Queer Eye Gets Made Over With Some Contemporary Smarm

Entertainment

“The original show was fighting for tolerance; our fight is for acceptance,” comes out of one of the queer mouths in the just-released trailer for Netflix’s upcoming Queer Eye for the Straight Guy reboot and immediately it’s like, what? That’s what this show is about? I thought it was, like, a dumb makeover series whose conceit was at best a mindless gimmick and at worst a new reiteration of the decades-old notion in pop culture (most noticeably cinema) that gay men are most useful as sexless assistants devoted to improving the lives of straight people.

But sigh, here we are, in a time when wokeness and branding are increasingly tangled despite belonging nowhere near each other.

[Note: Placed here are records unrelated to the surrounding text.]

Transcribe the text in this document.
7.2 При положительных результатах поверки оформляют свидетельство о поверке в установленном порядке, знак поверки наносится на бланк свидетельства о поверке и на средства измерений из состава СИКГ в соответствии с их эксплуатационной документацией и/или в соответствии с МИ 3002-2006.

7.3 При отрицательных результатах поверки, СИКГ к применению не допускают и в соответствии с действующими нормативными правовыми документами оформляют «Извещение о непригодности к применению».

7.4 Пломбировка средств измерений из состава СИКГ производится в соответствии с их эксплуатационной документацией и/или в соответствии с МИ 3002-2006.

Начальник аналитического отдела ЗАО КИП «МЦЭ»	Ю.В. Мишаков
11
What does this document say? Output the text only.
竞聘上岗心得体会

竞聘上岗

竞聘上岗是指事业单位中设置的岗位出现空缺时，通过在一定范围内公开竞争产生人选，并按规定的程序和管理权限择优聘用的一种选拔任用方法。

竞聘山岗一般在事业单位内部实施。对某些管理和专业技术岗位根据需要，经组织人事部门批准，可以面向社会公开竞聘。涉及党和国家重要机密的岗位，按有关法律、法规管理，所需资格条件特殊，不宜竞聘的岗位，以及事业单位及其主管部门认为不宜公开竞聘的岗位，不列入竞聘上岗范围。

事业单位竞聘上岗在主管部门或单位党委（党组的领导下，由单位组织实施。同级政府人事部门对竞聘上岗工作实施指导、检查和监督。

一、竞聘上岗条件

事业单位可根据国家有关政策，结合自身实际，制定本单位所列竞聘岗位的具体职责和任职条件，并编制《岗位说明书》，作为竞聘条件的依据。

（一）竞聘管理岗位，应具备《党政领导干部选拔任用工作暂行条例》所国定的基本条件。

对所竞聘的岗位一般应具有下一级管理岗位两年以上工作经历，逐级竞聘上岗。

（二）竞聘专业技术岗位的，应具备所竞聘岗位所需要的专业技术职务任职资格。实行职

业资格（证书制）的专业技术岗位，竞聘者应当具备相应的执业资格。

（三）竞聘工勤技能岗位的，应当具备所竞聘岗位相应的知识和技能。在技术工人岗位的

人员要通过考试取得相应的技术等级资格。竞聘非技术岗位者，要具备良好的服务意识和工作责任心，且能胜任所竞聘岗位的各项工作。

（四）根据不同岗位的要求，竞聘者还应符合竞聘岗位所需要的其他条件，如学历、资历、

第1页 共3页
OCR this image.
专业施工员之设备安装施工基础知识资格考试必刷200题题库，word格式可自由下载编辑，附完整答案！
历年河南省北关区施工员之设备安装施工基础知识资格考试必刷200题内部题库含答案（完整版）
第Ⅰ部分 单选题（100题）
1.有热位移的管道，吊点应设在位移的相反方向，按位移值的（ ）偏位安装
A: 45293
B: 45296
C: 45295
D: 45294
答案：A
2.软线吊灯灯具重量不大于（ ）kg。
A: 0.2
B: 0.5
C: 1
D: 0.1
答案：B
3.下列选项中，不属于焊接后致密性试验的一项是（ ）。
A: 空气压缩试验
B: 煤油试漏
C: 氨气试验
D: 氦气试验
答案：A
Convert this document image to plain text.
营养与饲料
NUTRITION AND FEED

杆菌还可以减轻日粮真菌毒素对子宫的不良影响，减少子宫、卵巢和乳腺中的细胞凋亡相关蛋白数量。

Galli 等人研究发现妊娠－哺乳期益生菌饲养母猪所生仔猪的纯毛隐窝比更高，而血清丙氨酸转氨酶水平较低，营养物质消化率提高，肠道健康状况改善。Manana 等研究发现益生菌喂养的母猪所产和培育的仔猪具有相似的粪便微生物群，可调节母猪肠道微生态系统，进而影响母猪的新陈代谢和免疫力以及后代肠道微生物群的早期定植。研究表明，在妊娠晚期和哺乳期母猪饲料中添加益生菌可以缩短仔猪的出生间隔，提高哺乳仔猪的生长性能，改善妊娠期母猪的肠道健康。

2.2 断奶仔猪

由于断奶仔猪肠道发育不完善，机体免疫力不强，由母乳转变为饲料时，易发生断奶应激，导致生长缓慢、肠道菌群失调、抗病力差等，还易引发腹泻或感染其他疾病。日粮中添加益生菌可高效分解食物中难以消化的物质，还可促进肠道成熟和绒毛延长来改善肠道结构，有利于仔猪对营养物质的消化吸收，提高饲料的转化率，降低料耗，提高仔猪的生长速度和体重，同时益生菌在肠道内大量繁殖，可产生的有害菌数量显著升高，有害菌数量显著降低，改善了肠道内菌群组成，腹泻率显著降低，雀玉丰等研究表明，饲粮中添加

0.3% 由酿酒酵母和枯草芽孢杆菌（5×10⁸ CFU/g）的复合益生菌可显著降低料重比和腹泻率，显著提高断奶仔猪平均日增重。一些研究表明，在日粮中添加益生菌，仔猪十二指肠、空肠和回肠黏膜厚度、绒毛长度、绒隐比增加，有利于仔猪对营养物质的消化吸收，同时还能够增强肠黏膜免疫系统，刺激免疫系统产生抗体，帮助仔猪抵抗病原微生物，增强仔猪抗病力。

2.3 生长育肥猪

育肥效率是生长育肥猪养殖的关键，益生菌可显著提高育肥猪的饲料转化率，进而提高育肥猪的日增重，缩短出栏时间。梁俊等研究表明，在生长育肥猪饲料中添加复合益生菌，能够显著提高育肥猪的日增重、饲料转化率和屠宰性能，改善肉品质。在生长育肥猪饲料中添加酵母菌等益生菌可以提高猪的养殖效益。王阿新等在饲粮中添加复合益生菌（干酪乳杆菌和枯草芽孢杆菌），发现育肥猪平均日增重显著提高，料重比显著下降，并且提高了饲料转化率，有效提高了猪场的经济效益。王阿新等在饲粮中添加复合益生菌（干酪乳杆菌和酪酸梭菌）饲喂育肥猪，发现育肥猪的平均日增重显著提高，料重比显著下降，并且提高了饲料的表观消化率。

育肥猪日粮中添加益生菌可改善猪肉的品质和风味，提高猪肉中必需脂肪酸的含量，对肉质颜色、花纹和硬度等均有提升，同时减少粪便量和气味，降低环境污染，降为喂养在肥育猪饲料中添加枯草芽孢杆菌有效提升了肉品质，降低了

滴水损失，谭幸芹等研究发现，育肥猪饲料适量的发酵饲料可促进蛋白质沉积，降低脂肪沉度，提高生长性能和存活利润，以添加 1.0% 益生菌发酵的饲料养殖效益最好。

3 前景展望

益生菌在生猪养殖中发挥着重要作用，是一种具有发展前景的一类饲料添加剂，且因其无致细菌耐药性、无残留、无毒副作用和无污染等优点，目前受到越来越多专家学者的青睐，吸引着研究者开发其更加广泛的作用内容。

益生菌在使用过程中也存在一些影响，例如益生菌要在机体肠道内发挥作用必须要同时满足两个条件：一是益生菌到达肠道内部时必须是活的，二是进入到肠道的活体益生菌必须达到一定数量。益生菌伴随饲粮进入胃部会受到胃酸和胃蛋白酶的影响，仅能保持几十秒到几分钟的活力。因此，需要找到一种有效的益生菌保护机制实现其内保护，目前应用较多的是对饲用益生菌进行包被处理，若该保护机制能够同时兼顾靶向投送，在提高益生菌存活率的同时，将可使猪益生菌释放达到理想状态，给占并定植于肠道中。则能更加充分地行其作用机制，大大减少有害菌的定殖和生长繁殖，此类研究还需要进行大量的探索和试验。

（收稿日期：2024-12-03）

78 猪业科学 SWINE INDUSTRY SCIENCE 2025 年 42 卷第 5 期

I suppose you could make the argument that all media representation is political, especially that of traditionally marginalized groups. I’m certain that more than ever pop culture is judged by critics (i.e. anyone with a Twitter account) on its politics more than its aesthetics, which I would guess prompted those behind the marketing of the new Queer Eye to argue its political importance before the general public has seen a second of it (it’s set to debut on Netflix on Feb. 7).

After assorted scenes of the kind of life-zhushing this new fab five has been employed to perform, a title cards rapidly cycles through a series of perception-altering promises: “see fashion differently”; “see grooming differently”; “see culture differently”; “see food differently”; “see design differently”; “see love differently.” And then it lands on what’s meant to be the most poignant statement: “see each other differently.” And then we see a scene of a conversation in which a presumably straight, burly guy asks one of the queer guys whether in his marriage he’s the husband or the wife. “Let’s break that down!” calls one of the guys in the back. “Let’s unpack that,” as the married guy deems such a binary look at gay relationships as “a misconception.”

This is a common conversation that, while worth having and arguably worth filming and distributing given its source question’s endurance, is being branded as prosocial, impactful, important by its facilitators. If you don’t notice and argue your own worth, you see, there’s a good chance that in our information-saturated culture, no one will notice. So, it seems, only one queer eye is reserved for the straight guy; the other is for its own reflection.

This trailer reminds me of that commercial that argued corn syrup is good for you.